El ahora…mi momento presente, lo que aquí está pasando, ¿Para qué está saliendo todo esto? ¿Qué tengo que ver? ¿Cuál es mi aprendizaje? No tengo respuestas.

Soltar carga es uno de los aprendizajes. Podría decir que, este aprendizaje, se extiende a muchas mujeres. Como refleja, por ejemplo, Isabel Banal i Xifré en su proyecto: “ –algunes- dones carregades” (2013) Isabel Banal_dones carregades_2013.

Yo sólo puedo intervenir en lo que yo hago, en mis decisiones, en expresar lo que yo siento. Lo que haga el resto, es decisión suya. Si yo cambio algo, el entorno cambia. Si una pieza del sistema se mueve, el sistema se modifica.

Las tareas del hogar y el cuidado tienen un gran valor para el sostenimiento de la vida. Es algo de lo que actualmente se habla mucho, desde la razón, y que todavía no hemos conseguido aterrizar en los cuerpos.

La conexión de las mujeres con el hogar, desde lo más simbólico (nutren el fuego del hogar), hasta el sostenimiento práctico del mismo, está todavía muy presente. Los hombres, en mi entorno, se van incorporado a la reproducción del hogar, práctica-racional. El simbolismo y las emociones que conectan hogar-mujeres (como representaciones en imaginario colectivo) pienso, todavía están activas. Y en esa conexión emocional hay muchos nudos que se expresan, en mi cuerpo. Nudos que responden a una carga negativa de esa conexión, no al reconocimiento y valorización de lo que esto trae consigo.

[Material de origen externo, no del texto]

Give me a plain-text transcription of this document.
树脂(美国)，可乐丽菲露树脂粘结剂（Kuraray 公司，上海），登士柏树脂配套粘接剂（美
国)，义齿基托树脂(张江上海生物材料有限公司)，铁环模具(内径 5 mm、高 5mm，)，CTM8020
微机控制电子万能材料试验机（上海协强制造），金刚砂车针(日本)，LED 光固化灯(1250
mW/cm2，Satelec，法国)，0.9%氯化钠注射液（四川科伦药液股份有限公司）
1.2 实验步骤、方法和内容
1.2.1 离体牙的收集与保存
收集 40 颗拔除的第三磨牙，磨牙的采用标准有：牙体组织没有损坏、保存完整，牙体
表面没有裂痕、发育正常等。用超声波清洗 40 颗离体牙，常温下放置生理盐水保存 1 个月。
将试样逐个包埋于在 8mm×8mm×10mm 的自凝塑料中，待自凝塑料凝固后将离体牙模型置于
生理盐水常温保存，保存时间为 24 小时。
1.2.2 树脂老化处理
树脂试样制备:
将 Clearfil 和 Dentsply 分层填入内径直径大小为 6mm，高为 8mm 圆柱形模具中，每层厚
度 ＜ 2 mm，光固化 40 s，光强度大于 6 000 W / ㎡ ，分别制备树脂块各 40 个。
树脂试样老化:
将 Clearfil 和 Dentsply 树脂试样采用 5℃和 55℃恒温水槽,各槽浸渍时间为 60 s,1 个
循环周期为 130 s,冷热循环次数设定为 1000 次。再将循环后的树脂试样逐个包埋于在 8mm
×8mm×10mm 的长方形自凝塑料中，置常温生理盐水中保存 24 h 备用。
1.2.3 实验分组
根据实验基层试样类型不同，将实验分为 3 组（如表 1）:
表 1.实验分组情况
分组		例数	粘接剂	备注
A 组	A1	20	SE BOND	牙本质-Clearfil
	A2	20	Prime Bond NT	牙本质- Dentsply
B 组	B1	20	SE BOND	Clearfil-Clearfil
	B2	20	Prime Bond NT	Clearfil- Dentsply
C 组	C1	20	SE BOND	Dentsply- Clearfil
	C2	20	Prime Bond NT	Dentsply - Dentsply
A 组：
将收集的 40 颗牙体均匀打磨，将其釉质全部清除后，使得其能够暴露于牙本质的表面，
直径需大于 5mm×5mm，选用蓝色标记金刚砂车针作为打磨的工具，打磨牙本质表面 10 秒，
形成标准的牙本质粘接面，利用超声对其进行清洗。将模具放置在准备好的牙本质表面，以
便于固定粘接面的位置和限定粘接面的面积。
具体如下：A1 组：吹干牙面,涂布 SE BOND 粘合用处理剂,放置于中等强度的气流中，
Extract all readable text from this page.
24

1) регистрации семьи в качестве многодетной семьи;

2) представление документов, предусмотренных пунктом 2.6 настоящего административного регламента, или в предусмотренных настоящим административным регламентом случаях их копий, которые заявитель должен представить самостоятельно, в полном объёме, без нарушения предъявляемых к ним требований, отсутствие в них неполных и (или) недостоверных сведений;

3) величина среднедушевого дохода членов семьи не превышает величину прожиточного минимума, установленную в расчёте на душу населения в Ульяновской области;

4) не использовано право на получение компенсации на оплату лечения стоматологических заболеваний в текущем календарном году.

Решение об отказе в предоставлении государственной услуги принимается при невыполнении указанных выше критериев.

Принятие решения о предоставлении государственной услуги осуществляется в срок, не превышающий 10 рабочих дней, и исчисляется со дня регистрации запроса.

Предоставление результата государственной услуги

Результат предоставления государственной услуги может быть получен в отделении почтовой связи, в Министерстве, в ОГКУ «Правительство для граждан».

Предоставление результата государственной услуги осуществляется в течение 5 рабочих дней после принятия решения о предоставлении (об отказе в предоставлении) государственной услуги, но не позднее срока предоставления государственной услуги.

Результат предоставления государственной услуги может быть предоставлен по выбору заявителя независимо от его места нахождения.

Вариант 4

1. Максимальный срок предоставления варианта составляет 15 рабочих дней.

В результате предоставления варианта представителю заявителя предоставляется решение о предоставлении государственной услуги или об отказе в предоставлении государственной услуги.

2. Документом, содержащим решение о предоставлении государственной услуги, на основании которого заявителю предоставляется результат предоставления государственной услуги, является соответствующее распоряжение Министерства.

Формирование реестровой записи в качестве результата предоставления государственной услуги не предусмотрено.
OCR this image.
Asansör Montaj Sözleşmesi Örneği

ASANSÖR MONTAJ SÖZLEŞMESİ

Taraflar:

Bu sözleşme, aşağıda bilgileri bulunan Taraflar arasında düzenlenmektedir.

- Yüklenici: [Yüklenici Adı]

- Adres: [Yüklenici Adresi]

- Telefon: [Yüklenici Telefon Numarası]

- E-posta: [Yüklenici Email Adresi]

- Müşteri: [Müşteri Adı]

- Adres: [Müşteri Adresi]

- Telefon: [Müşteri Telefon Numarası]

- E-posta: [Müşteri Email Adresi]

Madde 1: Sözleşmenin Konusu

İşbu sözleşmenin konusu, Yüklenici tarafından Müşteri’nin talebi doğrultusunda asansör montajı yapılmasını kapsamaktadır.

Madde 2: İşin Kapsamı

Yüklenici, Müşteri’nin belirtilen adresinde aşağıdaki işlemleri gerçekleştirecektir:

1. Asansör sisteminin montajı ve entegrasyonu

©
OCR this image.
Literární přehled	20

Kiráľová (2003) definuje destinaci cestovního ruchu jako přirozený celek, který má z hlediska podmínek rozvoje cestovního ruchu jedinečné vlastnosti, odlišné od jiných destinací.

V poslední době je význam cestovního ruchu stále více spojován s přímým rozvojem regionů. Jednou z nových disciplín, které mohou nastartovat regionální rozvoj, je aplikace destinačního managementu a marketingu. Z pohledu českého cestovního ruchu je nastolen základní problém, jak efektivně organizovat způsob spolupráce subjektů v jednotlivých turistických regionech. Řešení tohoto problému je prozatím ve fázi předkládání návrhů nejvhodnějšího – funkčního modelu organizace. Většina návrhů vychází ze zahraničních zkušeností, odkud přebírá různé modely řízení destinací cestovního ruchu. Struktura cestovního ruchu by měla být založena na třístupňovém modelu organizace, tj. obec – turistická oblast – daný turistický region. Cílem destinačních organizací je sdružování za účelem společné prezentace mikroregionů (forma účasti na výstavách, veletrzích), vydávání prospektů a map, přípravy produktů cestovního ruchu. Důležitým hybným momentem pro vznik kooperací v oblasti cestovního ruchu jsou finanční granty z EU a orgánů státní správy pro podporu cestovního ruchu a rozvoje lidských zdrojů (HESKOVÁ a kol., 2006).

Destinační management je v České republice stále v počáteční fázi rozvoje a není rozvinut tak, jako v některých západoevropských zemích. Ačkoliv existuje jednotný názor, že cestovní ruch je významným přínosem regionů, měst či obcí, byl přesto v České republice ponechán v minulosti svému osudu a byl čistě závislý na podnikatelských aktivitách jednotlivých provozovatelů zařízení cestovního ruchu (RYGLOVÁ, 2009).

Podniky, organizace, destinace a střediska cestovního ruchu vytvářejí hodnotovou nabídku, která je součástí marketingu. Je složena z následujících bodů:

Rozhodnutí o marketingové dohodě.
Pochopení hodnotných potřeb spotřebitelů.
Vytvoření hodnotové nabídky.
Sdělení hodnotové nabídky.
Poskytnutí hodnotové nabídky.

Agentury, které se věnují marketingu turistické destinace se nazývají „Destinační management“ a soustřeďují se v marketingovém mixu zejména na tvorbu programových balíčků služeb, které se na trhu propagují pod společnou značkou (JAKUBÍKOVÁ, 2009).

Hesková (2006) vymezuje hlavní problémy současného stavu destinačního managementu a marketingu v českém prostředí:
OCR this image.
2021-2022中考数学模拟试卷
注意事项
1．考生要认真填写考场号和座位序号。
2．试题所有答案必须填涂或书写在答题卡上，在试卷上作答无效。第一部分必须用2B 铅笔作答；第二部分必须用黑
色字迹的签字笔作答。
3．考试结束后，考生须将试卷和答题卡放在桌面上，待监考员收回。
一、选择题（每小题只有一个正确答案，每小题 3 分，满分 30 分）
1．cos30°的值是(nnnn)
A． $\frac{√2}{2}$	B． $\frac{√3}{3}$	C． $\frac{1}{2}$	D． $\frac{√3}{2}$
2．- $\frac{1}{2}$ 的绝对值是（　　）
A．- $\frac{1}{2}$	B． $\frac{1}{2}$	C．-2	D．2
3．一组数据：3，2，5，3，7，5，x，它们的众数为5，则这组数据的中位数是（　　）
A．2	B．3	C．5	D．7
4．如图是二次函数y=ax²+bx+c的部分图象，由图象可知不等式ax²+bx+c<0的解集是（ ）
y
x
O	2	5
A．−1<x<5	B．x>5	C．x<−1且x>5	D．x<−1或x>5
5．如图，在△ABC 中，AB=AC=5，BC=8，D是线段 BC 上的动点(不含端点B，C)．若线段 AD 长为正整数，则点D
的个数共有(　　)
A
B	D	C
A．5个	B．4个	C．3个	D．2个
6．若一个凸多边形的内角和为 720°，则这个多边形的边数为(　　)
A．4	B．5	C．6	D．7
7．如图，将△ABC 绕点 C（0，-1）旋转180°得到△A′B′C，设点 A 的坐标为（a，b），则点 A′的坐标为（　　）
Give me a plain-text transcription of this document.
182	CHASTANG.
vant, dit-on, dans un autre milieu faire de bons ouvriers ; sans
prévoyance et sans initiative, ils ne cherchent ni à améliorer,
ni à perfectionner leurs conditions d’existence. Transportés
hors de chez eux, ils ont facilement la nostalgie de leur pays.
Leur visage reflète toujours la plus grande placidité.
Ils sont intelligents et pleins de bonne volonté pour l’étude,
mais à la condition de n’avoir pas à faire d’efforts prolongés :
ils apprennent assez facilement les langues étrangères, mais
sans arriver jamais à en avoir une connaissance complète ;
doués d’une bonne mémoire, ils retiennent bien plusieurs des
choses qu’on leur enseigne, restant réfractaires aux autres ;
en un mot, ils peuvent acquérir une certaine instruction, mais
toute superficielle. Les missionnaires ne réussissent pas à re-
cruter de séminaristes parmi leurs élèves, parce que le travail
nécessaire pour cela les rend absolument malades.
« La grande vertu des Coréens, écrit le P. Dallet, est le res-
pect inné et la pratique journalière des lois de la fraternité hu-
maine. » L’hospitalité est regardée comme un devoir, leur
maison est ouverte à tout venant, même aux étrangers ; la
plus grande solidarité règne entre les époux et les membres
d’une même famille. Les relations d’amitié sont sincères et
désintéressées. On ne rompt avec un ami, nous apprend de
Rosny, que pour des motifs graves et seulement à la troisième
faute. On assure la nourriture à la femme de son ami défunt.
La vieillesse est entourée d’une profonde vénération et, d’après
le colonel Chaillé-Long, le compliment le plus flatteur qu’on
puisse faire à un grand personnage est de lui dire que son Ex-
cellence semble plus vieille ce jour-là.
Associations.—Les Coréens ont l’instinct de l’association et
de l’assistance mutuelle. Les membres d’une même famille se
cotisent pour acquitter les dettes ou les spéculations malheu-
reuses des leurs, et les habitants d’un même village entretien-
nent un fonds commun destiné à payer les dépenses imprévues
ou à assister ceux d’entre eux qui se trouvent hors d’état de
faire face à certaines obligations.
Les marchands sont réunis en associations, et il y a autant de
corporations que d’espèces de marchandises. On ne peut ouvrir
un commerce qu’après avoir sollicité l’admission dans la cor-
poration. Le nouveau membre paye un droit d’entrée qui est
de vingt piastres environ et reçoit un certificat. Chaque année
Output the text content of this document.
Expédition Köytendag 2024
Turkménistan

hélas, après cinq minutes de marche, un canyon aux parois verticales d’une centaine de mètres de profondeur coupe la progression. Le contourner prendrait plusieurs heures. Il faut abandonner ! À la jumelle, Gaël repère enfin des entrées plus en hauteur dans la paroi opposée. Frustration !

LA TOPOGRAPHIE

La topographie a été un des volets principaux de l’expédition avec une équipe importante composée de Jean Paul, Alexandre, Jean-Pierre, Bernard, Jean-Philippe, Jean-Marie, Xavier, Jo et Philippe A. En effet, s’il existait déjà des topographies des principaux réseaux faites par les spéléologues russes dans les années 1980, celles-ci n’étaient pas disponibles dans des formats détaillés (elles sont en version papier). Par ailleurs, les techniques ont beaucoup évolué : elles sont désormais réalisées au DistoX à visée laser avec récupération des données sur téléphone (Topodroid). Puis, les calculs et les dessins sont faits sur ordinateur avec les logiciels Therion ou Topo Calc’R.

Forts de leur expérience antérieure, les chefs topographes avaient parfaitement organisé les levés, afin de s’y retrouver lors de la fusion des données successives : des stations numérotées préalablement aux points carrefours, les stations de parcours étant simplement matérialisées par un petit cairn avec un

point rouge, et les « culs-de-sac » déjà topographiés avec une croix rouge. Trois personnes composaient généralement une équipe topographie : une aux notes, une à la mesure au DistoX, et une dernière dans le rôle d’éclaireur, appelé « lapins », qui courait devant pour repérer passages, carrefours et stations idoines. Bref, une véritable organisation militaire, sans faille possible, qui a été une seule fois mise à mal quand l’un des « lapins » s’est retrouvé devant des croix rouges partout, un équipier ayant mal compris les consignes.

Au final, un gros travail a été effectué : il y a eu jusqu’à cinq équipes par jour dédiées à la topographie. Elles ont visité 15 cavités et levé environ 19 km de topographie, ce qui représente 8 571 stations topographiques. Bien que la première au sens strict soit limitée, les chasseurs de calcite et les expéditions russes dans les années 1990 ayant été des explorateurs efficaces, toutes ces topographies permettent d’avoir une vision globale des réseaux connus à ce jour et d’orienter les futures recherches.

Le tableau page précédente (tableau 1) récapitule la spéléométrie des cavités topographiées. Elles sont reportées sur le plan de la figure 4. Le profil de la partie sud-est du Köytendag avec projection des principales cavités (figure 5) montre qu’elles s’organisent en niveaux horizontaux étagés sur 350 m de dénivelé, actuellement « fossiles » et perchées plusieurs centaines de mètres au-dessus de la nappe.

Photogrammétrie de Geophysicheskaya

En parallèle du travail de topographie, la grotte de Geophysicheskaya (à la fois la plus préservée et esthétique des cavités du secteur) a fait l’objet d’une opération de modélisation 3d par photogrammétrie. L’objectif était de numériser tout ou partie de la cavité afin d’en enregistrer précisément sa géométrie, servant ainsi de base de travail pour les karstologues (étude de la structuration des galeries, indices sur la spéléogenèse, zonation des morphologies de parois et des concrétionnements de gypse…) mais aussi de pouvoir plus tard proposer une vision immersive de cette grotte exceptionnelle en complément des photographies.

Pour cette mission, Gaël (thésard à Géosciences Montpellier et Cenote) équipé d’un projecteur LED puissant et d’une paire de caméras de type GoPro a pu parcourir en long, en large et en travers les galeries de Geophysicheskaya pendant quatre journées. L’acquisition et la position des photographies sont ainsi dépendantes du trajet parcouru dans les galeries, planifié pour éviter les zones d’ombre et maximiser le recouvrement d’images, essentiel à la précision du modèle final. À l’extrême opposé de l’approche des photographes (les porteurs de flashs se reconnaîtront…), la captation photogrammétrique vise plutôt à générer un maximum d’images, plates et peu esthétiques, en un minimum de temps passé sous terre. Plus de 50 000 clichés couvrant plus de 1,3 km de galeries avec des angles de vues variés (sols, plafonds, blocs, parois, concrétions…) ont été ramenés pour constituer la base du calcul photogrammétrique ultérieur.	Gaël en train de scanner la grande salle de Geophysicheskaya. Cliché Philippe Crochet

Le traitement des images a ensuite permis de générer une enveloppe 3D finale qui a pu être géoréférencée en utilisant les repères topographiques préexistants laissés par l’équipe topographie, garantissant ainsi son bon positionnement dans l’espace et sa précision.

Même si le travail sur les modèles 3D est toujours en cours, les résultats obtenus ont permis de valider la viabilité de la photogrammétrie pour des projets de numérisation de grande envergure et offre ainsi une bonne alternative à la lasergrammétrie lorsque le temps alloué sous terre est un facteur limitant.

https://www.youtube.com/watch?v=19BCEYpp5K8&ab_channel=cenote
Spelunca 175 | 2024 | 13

El que hay que limpiar el baño es un saber extendido. El que hay personas que les gusta limpiar y a otras que no es algo que entra dentro de lo esperado dentro de la variabilidad humana. El que las mujeres se hacen cargo mayormente de las tareas domésticas, ha quedado ya demostrado estadísticamente (“desde la mayor racionalidad posible”) http://www.inmujer.gob.es/estadisticas/consulta.do?area=6.

Quiero intercambios y diálogo, no luchas, no se trata del nosotras y los otros. No quiero más dicotomías. Hemos estudiado mucho y lo seguimos haciendo, sobre la igualdad y las diferencias, sobre las construcciones y las deconstrucciones, sobre el patriarcado y la colonización, ese conocimiento nos ayuda a ser más libres.

Ahora vamos a lo cotidiano, vamos a nuestros cuerpos, a nuestros sentires.

¿Quién limpia el baño?¿Quién sabe la comida que hay en la despensa?¿Quién sabe lo que vamos a comer hoy? ¿Quién cuida de tu alimentación?¿Quién cambia el rollo de papel del váter cuando se acaba?¿Quién te abraza cuando te derrumbas?¿Quién te da las gracias por la comida que preparas?¿Quién mantiene un ambiente tranquilo y limpio para que trabajes?¿Quién se ríe de tus errores?¿Quién sostiene tu autoestima?¿Quién valora todo lo que haces?¿Quién prepara la comida para llevar a las fiestas?¿Quién te quiere?

¿A quién cedemos nuestro poder?¿A qué cedemos nuestro poder?

Quizás, cuando lo podamos hacer para nosotrxs, podremos hacerlo también por lxs demás. Aquí todas las personas tendremos que aprender algo. Algunas personas tendrán que limpiar el váter, otras tendrán que cuidar su autoestima, otras abrazarse y quererse a sí mismas.

Yo quiero dejar del limpiar el baño y que el baño esté limpio. Sin que otra persona intervenga, ¿es posible?